Komisi Tinggi PBB juga menyoroti akses informasi yang dianggap dibatasi di Papua dan Papua Barat. Pemantau independen dan wartawan dianggap sulit mengakses lokasi pengungsian dan konflik karena situasi keamanan belum terkendali. Situasi keamanan di dataran tinggi atau pegunungan tengah Papua dinilai memburuk sejak pembunuhan seorang perwira tinggi militer oleh Tentara Pembebasan Nasional Papua Barat atau kelompok kriminal bersenjata pada 26 April 2021.

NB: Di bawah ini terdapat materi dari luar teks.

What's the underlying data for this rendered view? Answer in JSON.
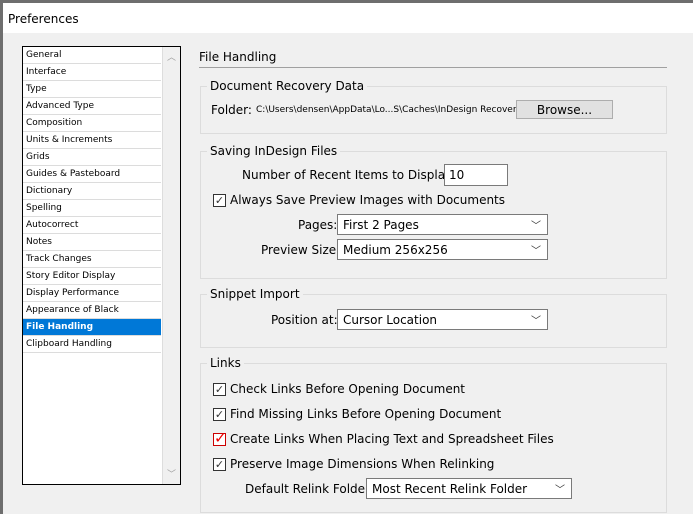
{
  "window": {
    "title": "Preferences"
  },
  "sidebar": {
    "items": [
      "General",
      "Interface",
      "Type",
      "Advanced Type",
      "Composition",
      "Units & Increments",
      "Grids",
      "Guides & Pasteboard",
      "Dictionary",
      "Spelling",
      "Autocorrect",
      "Notes",
      "Track Changes",
      "Story Editor Display",
      "Display Performance",
      "Appearance of Black",
      "File Handling",
      "Clipboard Handling"
    ],
    "selected": "File Handling",
    "selected_color": "#0078d7"
  },
  "main": {
    "title": "File Handling",
    "recovery": {
      "label": "Document Recovery Data",
      "folder_label": "Folder:",
      "folder_path": "C:\\Users\\densen\\AppData\\Lo...S\\Caches\\InDesign Recovery",
      "browse": "Browse..."
    },
    "saving": {
      "label": "Saving InDesign Files",
      "recent_label": "Number of Recent Items to Display:",
      "recent_value": "10",
      "preview_label": "Always Save Preview Images with Documents",
      "preview_checked": true,
      "pages_label": "Pages:",
      "pages_value": "First 2 Pages",
      "size_label": "Preview Size:",
      "size_value": "Medium 256x256"
    },
    "snippet": {
      "label": "Snippet Import",
      "position_label": "Position at:",
      "position_value": "Cursor Location"
    },
    "links": {
      "label": "Links",
      "options": [
        {
          "label": "Check Links Before Opening Document",
          "checked": true
        },
        {
          "label": "Find Missing Links Before Opening Document",
          "checked": true
        },
        {
          "label": "Create Links When Placing Text and Spreadsheet Files",
          "checked": true,
          "highlight": "red"
        },
        {
          "label": "Preserve Image Dimensions When Relinking",
          "checked": true
        }
      ],
      "relink_label": "Default Relink Folder:",
      "relink_value": "Most Recent Relink Folder"
    }
  }
}
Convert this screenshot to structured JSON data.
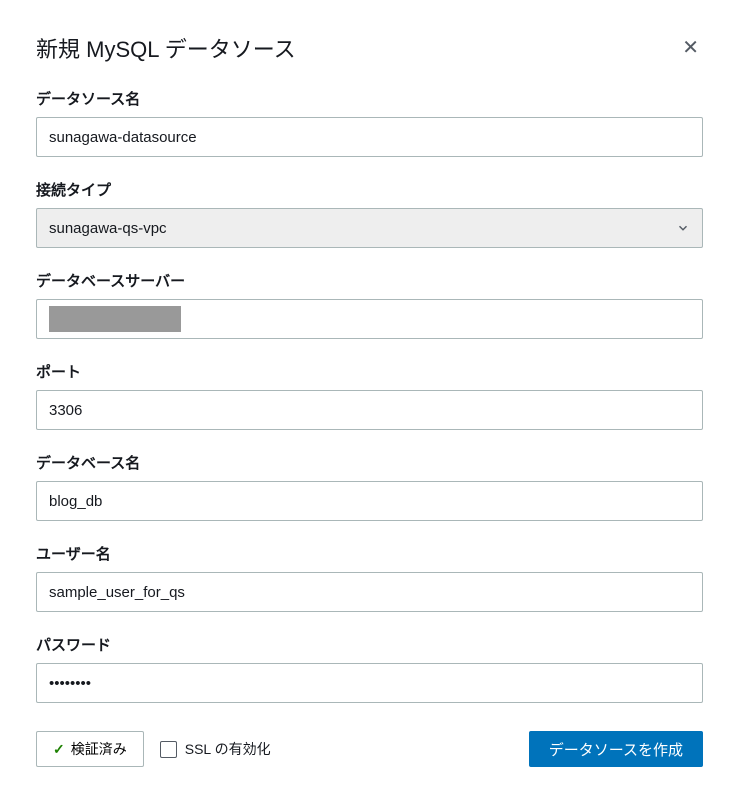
{
  "title": "新規 MySQL データソース",
  "fields": {
    "datasource_name": {
      "label": "データソース名",
      "value": "sunagawa-datasource"
    },
    "connection_type": {
      "label": "接続タイプ",
      "selected": "sunagawa-qs-vpc"
    },
    "database_server": {
      "label": "データベースサーバー",
      "value": ""
    },
    "port": {
      "label": "ポート",
      "value": "3306"
    },
    "database_name": {
      "label": "データベース名",
      "value": "blog_db"
    },
    "username": {
      "label": "ユーザー名",
      "value": "sample_user_for_qs"
    },
    "password": {
      "label": "パスワード",
      "value": "••••••••"
    }
  },
  "footer": {
    "validated_label": "検証済み",
    "ssl_label": "SSL の有効化",
    "create_label": "データソースを作成"
  }
}
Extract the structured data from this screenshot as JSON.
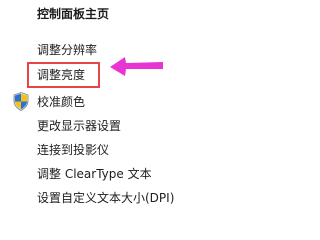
{
  "panel": {
    "home_link": "控制面板主页",
    "tasks": [
      {
        "label": "调整分辨率"
      },
      {
        "label": "调整亮度"
      },
      {
        "label": "校准颜色",
        "icon": "shield-icon"
      },
      {
        "label": "更改显示器设置"
      },
      {
        "label": "连接到投影仪"
      },
      {
        "label": "调整 ClearType 文本"
      },
      {
        "label": "设置自定义文本大小(DPI)"
      }
    ]
  },
  "annotation": {
    "highlight_color": "#e8454a",
    "arrow_color": "#e834d4",
    "highlighted_task": "调整亮度"
  },
  "colors": {
    "text": "#1e1e1e",
    "background": "#ffffff"
  }
}
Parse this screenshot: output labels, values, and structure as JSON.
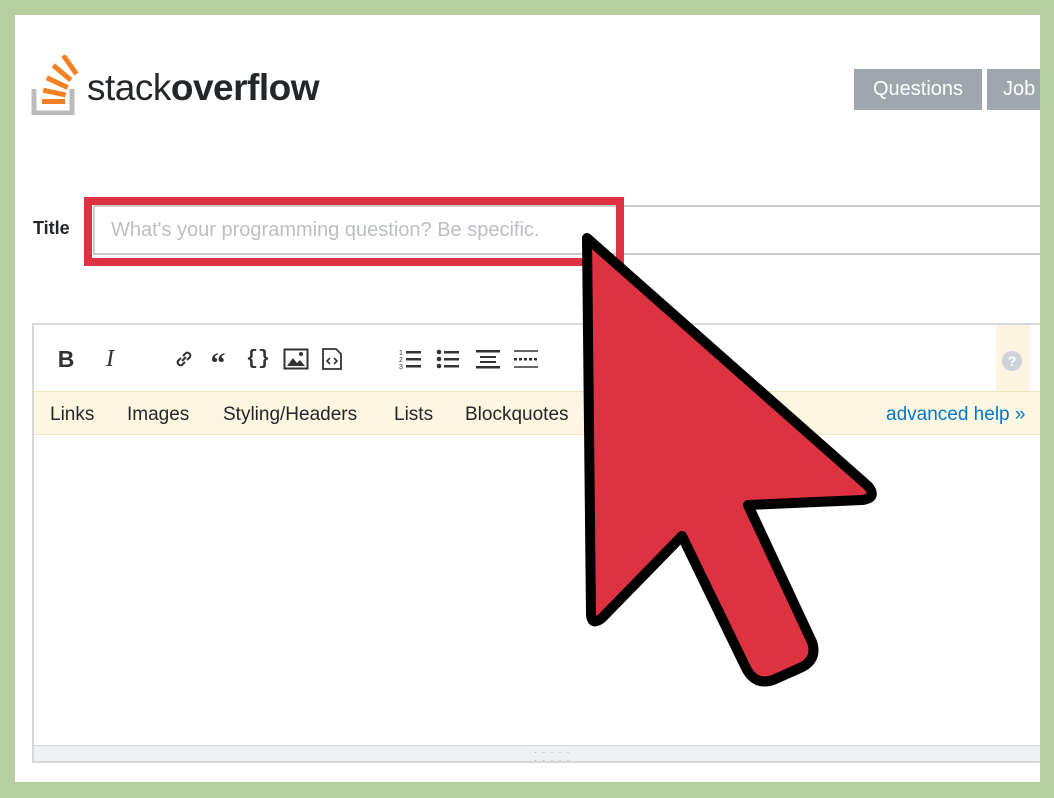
{
  "logo": {
    "text_light": "stack",
    "text_bold": "overflow",
    "icon": "stackoverflow-logo-icon",
    "brand_color": "#f48024"
  },
  "nav": {
    "questions": "Questions",
    "jobs": "Job"
  },
  "form": {
    "title_label": "Title",
    "title_placeholder": "What's your programming question? Be specific.",
    "title_value": ""
  },
  "toolbar": {
    "buttons": [
      {
        "name": "bold-icon",
        "glyph": "B"
      },
      {
        "name": "italic-icon",
        "glyph": "I"
      },
      {
        "name": "link-icon"
      },
      {
        "name": "blockquote-icon",
        "glyph": "66"
      },
      {
        "name": "code-icon",
        "glyph": "{}"
      },
      {
        "name": "image-icon"
      },
      {
        "name": "snippet-icon"
      },
      {
        "name": "numbered-list-icon"
      },
      {
        "name": "bulleted-list-icon"
      },
      {
        "name": "heading-icon"
      },
      {
        "name": "horizontal-rule-icon"
      }
    ],
    "help_icon": "?"
  },
  "help_bar": {
    "links": [
      "Links",
      "Images",
      "Styling/Headers",
      "Lists",
      "Blockquotes"
    ],
    "advanced": "advanced help »"
  },
  "colors": {
    "frame_border": "#b5cfa0",
    "highlight": "#dd3242",
    "cursor_fill": "#dd3242",
    "nav_button": "#9fa6ad",
    "link": "#0077cc",
    "help_bar_bg": "#fdf7e2"
  }
}
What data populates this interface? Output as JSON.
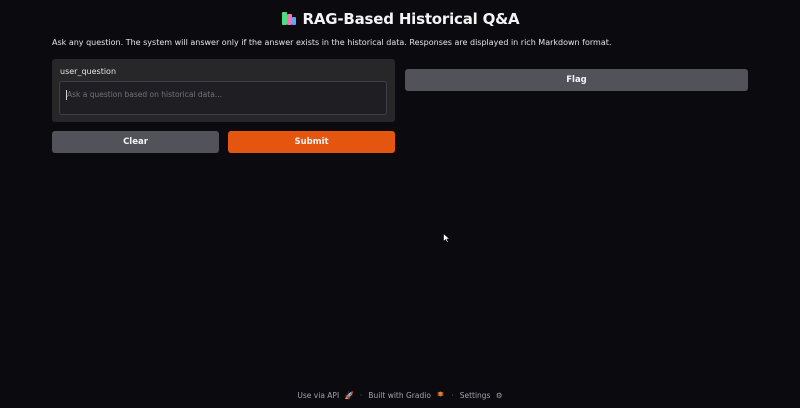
{
  "header": {
    "title": "RAG-Based Historical Q&A",
    "title_icon": "books-icon"
  },
  "description": "Ask any question. The system will answer only if the answer exists in the historical data. Responses are displayed in rich Markdown format.",
  "input": {
    "label": "user_question",
    "placeholder": "Ask a question based on historical data...",
    "value": ""
  },
  "buttons": {
    "clear": "Clear",
    "submit": "Submit",
    "flag": "Flag"
  },
  "footer": {
    "api": "Use via API",
    "api_icon": "rocket-icon",
    "built": "Built with Gradio",
    "built_icon": "gradio-logo-icon",
    "settings": "Settings",
    "settings_icon": "gear-icon",
    "separator": "·"
  },
  "colors": {
    "background": "#0b0b0f",
    "panel": "#27272a",
    "primary": "#e4550f",
    "secondary": "#52525b"
  }
}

”Tindakan mendesak diperlukan untuk mengakhiri pelanggaran HAM yang terjadi terhadap penduduk asli Papua. Langkah itu harus mencakup memastikan semua dugaan pelanggaran diselidiki secara menyeluruh, cepat, dan tidak memihak. Kasus harus diproses hukum sampai ke pengadilan meskipun melibatkan pejabat tinggi. Ini menjadi pelajaran penting untuk mencegah pelanggaran HAM di masa depan,” tegas komisi.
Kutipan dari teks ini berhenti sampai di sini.